Eric Ripert’s Le Bernardin Awarded Yet Another Four Star Review By NYT

 

Image credit: Daniel Krieger for the New York TimesThe New York Times’s Pete Wells revisited the legendary fish temple Le Bernardin for the first time since his predecessor, Frank Bruni, renewed the restaurant’s four star rating back in 2005.

Unsurprisingly, Wells agrees with that assessment seven years later, and glows with praise about how the restaurant, helmed by Eric Ripert, still focuses on creating a near-divine experience around the simple cooking of fish: “In spite of Mr. Ripert’s television appearances, in spite of the restaurant’s global acclaim, no one ever tried to let me know I was lucky to be there.”

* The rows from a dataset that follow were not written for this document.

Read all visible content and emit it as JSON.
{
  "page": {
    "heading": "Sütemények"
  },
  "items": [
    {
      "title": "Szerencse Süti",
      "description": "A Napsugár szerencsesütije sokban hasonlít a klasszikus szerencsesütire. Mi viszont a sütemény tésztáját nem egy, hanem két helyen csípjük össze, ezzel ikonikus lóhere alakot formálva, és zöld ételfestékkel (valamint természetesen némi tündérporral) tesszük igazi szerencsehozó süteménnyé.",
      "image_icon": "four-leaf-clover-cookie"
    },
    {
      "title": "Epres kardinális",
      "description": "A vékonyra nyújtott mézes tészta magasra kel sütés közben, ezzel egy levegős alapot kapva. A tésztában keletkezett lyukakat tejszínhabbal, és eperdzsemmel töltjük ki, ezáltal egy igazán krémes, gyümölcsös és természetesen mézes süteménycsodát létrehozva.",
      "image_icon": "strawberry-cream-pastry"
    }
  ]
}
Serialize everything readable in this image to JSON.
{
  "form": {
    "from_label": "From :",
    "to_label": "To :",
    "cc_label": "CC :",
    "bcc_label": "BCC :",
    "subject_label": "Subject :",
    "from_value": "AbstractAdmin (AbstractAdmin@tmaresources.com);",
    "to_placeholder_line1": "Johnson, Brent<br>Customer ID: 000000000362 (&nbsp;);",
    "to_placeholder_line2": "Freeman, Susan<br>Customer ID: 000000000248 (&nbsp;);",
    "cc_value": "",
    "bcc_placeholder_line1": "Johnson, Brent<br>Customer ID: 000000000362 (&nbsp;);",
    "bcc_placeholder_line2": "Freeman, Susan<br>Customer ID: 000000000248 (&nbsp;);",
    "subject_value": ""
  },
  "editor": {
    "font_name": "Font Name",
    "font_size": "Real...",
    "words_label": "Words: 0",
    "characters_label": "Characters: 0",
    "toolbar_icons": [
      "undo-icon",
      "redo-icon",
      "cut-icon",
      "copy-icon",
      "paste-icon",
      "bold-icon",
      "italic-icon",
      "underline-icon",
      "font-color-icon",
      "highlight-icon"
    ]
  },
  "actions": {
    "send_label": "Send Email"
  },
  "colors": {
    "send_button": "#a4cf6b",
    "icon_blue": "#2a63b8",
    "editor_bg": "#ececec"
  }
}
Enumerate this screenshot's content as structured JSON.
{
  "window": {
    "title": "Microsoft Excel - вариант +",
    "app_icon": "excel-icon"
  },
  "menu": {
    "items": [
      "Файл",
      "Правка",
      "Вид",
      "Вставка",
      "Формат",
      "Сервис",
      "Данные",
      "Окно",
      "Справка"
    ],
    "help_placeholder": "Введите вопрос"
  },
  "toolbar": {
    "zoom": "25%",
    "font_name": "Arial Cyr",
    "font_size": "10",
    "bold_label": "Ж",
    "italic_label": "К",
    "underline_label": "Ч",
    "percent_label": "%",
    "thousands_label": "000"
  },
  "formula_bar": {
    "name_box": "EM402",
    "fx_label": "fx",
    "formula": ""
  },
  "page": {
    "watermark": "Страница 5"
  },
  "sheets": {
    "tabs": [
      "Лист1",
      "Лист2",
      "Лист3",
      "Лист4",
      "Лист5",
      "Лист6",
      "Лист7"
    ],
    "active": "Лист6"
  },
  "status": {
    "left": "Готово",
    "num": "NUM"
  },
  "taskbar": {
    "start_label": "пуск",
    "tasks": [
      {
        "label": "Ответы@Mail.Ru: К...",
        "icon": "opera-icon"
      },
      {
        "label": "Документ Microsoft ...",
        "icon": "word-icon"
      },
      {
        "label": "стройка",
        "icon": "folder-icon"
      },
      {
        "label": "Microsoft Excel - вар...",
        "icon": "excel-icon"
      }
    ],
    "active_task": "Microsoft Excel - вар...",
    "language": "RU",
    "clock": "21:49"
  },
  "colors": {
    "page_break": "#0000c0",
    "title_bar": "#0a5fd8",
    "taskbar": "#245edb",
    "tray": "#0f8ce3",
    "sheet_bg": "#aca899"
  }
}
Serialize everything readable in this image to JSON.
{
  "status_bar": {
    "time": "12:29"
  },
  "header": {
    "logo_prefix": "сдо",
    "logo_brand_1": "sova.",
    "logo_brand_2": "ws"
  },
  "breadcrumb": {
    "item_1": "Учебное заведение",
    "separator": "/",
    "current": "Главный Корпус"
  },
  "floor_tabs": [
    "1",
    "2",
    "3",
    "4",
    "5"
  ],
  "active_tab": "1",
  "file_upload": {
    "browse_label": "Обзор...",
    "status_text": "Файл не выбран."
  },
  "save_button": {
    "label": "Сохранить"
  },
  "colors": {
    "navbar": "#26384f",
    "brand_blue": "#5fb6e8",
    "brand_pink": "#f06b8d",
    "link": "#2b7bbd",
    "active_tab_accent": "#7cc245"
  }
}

The quality hasn’t changed in the twenty-six years since Le Bernardin opened its doors–in fact, it’s been enhanced since the restaurant underwent renovations and remodeling last summer, updating it from a “corporate boardroom” to a more modern, “up-to-date, lively, intimate and playful” room with a “pulse.”

And the way that Wells covers the menu, you just want to rub your face in the article and pray that it’s the same as consuming “a white slab of steamed halibut…slowly surrounded by a crimson pool of beet sauce that, with crème fraîche stirred in, will turn the delirious pink of summer borscht.” And others.

This article is pure restaurant porn, the high-brow kind that you read in ancient history class and evaluate as literature.  And lest you think that I am puffing this blog post with undeserved sycophancy with The New York Times: I was lucky enough to have dinner at Le Bernardin during the Alan Richman roast last week, and I agree with every word that Wells wrote. In fact, I think that dinner changed my life somehow — more on that to come.